Augenscheinlich hat sich der Regisseur auch bewusst dazu entschieden, keine Requisiten zu verwenden – und damit auch dazu, keine Waffen auf der Bühne zu zeigen. So gerät die Duellszene zwischen Romeo und Tebaldo dann zur wortreichen Diskussion und Aguilera vergibt darüber hinaus auch die Chance, die Szene durch Kampf- und Massenszenen zu beleben, die er allesamt unsichtbar im Hintergrund ablaufen lässt. Übrig bleiben eine konzertante Aufführung in den wunderbaren, der Originalzeit entlehnten Kostüme von Françoise Raybaud und eine szenische Langeweile, die glücklicherweise der überzeugenden musikalischen Seite des Abends nichts anhaben kann.
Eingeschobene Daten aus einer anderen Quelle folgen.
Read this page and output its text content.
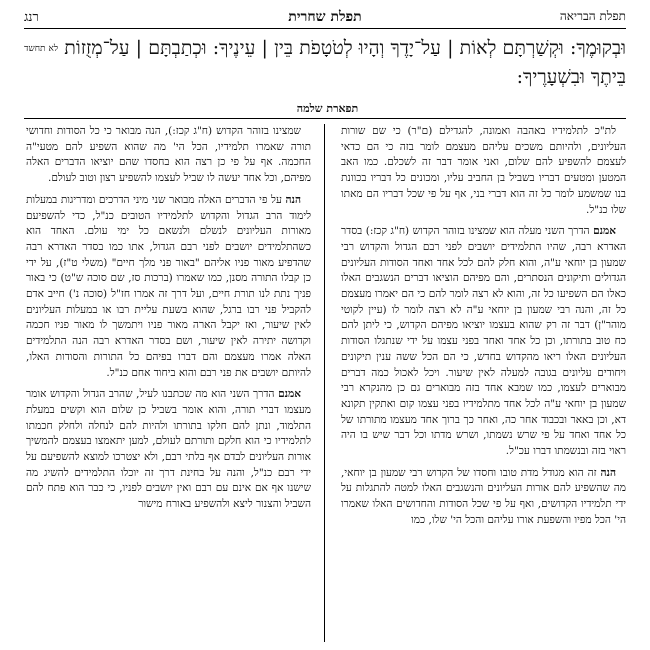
תפלת הבריאה
תפלת שחרית
רנג
וּבְקוּמֶךָ: וּקְשַׁרְתָּם לְאוֹת | עַל־יָדֶךָ וְהָיוּ לְטֹטָפֹת בֵּין | עֵינֶיךָ: וּכְתַבְתָּם | עַל־מְזֻזוֹת לא תחשד בֵּיתֶךָ וּבִשְׁעָרֶיךָ:
תפארת שלמה

לת"כ לתלמידיו באהבה ואמונה, להגדילם (ם"ר) כי שם שורות העליונים, ולהיותם משכים עליהם מעצמם לומר בזה כי הם כדאי לעצמם להשפיע להם שלום, ואני אומר דבר זה לשכלם. כמו האב המטען ומטעים דבריו בשביל בן החביב עליו, ומכונים כל דבריו בכוונת בנו שמשמע לומר כל זה הוא דברי בני, אף על פי שכל דבריו הם מאתו שלו כנ"ל.

אמנם הדרך השני מעלה הוא שמצינו בזוהר הקדוש (ח"ג קכז:) בסדר האדרא רבה, שהיו התלמידים יושבים לפני רבם הגדול והקדוש רבי שמעון בן יוחאי ע"ה, והוא חלק להם לכל אחד ואחד הסודות העליונים הגדולים ותיקונים הנסתרים, והם מפיהם הוציאו דברים הנשגבים האלו כאלו הם השפיעו כל זה, והוא לא רצה לומר להם כי הם יאמרו מעצמם כל זה, והנה רבי שמעון בן יוחאי ע"ה לא רצה לומר לו (עיין לקוטי מוהר"ן) דבר זה רק שהוא בעצמו יוציאו מפיהם הקדוש, כי ליתן להם כח טוב בתורתו, וכן כל אחד ואחד בפני עצמו על ידי שנתגלו הסודות העליונים האלו ריאו מהקדוש בחדש, כי הם הכל ששה ענין תיקונים ויחודים עליונים בגובה למעלה לאין שיעור. ויכל לאכול כמה דברים מבוארים לעצמו, כמו שמבא אחד בזה מבוארים גם כן מהנקרא רבי שמעון בן יוחאי ע"ה לכל אחד מתלמידיו בפני עצמו קום ואתקין תקונא דא, וכן באאר ובכבוד אחר כה, ואחר כך ברוך אחד מעצמו מתורתו של כל אחד ואחד על פי שרש נשמתו, ושרש מדתו וכל דבר שיש בו היה ראוי בזה ובנשמתו דברו עכ"ל.

הנה זה הוא מגודל מדת טובו וחסדו של הקדוש רבי שמעון בן יוחאי, מה שהשפיע להם אורות העליונים והנשגבים האלו למטה להתגלות על ידי תלמידיו הקדושים, ואף על פי שכל הסודות והחדושים האלו שאמרו הי' הכל מפיו והשפעת אורו עליהם והכל הי' שלו, כמו

שמצינו בזוהר הקדוש (ח"ג קכז:), הנה מבואר כי כל הסודות וחדושי תורה שאמרו תלמידיו, הכל הי' מה שהוא השפיע להם מטעי"ה החכמה. אף על פי כן רצה הוא בחסדו שהם יוציאו הדברים האלה מפיהם, וכל אחד יעשה לו שביל לעצמו להשפיע רצון וטוב לעולם.

הנה על פי הדברים האלה מבואר שני מיני הדרכים ומדריגות במעלות לימוד הרב הגדול והקדוש לתלמידיו הטובים כנ"ל, כדי להשפיעם מאורות העליונים לנשלם ולנשאם כל ימי עולם. האחד הוא כשהתלמידים יושבים לפני רבם הגדול, אתו כמו בסדר האדרא רבה שהדפיע מאור פניו אליהם "באור פני מלך חיים" (משלי ט"ז), על ידי כן קבלו התורה מסנן, כמו שאמרו (ברכות סז, שם סוכה ש"ט) כי באור פניך נתת לנו תורת חיים, ועל דרך זה אמרו חז"ל (סוכה נ') חייב אדם להקביל פני רבו ברגל, שהוא בשעת עליית רבו או במעלות העליונים לאין שיעור, ואז יקבל הארה מאור פניו ויתמשך לו מאור פניו חכמה וקדושה יתירה לאין שיעור, ושם בסדר האדרא רבה הנה התלמידים האלה אמרו מעצמם והם דברו בפיהם כל התורות והסודות האלו, להיותם יושבים את פני רבם והוא ביחוד אחם כנ"ל.

אמנם הדרך השני הוא מה שכתבנו לעיל, שהרב הגדול והקדוש אומר מעצמו דברי תורה, והוא אומר בשביל כן שלום הוא וקשים במעלת התלמוד, ונתן להם חלקו בתורתו ולהיות להם לנחלה ולחלק חכמתו לתלמידיו כי הוא חלקם ותורתם לעולם, למען יתאמצו בעצמם להמשיך אורות העליונים לבדם אף בלתי רבם, ולא יצטרכו למוצא להשפיעם על ידי רבם כנ"ל, והנה על בחינת דרך זה יוכלו התלמידים להשיג מה שישנו אף אם אינם עם רבם ואין יושבים לפניו, כי כבר הוא פתח להם השביל והצנור ליצא ולהשפיע באורח מישור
Hier glänzen Rosa Feola und Raffaella Lupinacci als unglückliches Liebespaar. Rosa Feola zeigt als Giulietta hinreißende Höhenpiani voller Gefühl, während Raffalla Lupinacci als Romeo mit ihrem satten Mezzo die Zerrissenheit ihrer Figur glaubhaft auf die Bühne bringt. Die Duette der beiden Sängerinnen werden so zu den musikalischen Höhepunkten des Abends. Aber auch die Herren müssen sich nicht verstecken: Maxim Mironov stattet Romeos Widersacher Tebaldo mit höhensicherem Tenor voll metallischer Klangfarbe aus, Roberto Lorenzi formt Giuliettas Vater Capellio mit nobel klingendem Bass-Bariton, während Adolfo Corrado einem die Auftritte von Lorenzo als viel zu kurz erscheinen lässt, so klangschön und voll ist sein eindrucksvoller Bass.    

© ORW-Liège/J.Berge

Die Herren des von Denis Segond betreuten Chores sind bestens disponiert, während ein Experte fürs italienische Fach im Graben die Musikerinnen und Musiker zu Höchstleistungen anspornt: Maurizio Benini. Sein zupackendes Dirigat lässt bei allem Feuer genug Raum für die gefühlvollen Momente in Bellinis Partitur und macht so die musikalische Seite des Abends perfekt, auch wenn die Inszenierung so scheintot daherkommt, wie Giulietta im letzten Bild der Oper.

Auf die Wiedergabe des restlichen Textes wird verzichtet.